أن رسول الله صلى الله عليه وسلم قال: “من حفظ على أمتي أربعين حديثاً من أمر دينها بعثه الله يوم القيامة في زمرة الفقهاء والعلماء” وفي رواية: “بعثه الله فقيها عالما،” وفي رواية أبي الدرداء: “وكنت له يوم القيامة شافعا وشهيدا”. وفي رواية ابن مسعود: قيل له: “ادخل من أي أبوب الجنة شئت” وفي رواية ابن عمر “كُتِب في زمرة العلماء وحشر في زمرة الشهداء”

Sesungguhnya Rasulullah shallallahu ‘alaihi wa sallam bersabda: “Siapa pun di antara umatku yang menghafal empat puluh hadits terkait perkara agamanya, maka Allah akan membangkitkannya pada hari kiamat bersama golongan fuqaha dan ulama.” Dalam riwayat lain: “Allah akan membangkitkannya sebagai seorang yang faqih dan ‘alim.” Dalam riwayat Abu ad-Dardâ: “Maka aku menjadi penolong dan saksi baginya pada hari kiamat nanti.” Dalam riwayat Ibnu Mas’ud: “Dikatakan kepadanya: masuklah kau ke surga melalui pintu mana saja yang kamu kehendaki.” Dalam riwayat Ibnu Umar: “Dia dicatat sebagai golongan ulama dan dikumpulkan pada golongan orang-orang yang syahid.”

Baca juga:  Keindahan Salat Malam Ramadan

Imam Nawawi sendiri menyadari bahwa hadis yang dijadikan landasan berstatus dha’if (lemah), kendati diriwayatkan dari banyak jalur. Namun jika melihat persyaratan hadis dha’if yang dapat dijadikan landasan, maka hadis ini masih dapat dijadikan dalil terkait perihal keutamaan-keutamaan (fadhâil al-a’mâl) selama itu tidak parah dha’ifnya (Dr. Mahmûd at-Thahhân, Taysîr Mushthalah al-Hadīts, Toko Kitab al-Hidayah, Surabaya, h. 66).

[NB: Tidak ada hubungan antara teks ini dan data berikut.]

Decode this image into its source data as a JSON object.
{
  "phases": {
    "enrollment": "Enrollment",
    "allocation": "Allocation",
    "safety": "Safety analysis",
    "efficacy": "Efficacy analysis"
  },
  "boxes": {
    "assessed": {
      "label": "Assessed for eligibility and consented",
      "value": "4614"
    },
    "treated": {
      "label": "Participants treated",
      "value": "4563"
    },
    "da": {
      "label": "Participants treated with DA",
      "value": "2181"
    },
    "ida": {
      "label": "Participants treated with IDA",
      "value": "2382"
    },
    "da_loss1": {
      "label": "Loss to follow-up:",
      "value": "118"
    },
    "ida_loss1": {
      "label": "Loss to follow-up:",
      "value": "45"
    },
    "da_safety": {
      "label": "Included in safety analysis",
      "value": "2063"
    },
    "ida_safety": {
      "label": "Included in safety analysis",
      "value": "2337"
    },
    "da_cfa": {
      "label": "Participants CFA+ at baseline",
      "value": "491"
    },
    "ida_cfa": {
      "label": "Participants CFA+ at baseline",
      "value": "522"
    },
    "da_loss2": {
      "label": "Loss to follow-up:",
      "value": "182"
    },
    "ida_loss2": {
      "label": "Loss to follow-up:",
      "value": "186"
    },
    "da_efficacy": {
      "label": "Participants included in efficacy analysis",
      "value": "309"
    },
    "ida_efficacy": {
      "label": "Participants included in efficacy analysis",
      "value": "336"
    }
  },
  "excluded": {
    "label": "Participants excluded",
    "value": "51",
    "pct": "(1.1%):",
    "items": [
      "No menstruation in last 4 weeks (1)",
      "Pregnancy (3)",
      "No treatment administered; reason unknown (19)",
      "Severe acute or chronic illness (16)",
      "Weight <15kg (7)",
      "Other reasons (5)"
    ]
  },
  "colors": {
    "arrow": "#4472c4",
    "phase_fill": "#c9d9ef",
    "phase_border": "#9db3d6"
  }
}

Perlu dicatat bahwa tradisi menghimpun hadis dengan jumlah 40 bukan dipelopori oleh Imam an-Nawawi sendiri, beliau mengikuti metode ulama sebelumnya. Sebagaimana dituturkan dalam mukadimah kitabnya. Di antara para ulama yang menyusun kitab serupa adalah Abdullah bin Mubarak, Muhammad bin Aslam ath-Thûsi, Hasan bin Sufyan an-Nasâ’i, Abu Bakr Al-Ajiri, Abu Bakar Muhammad bin Ibrahim al-Ashfihani, Dâruquthni, al-Hâkim, Abu Nu’aim, Abu Abdurrahman as-Sulami, Abu Sa’îd Al-Mâlîni, Abu Utsman Ash-Shâbûni, Abdullah bin Muhammad al-Anshâri, al-Baihaqi, dan masih banyak yang lainnya.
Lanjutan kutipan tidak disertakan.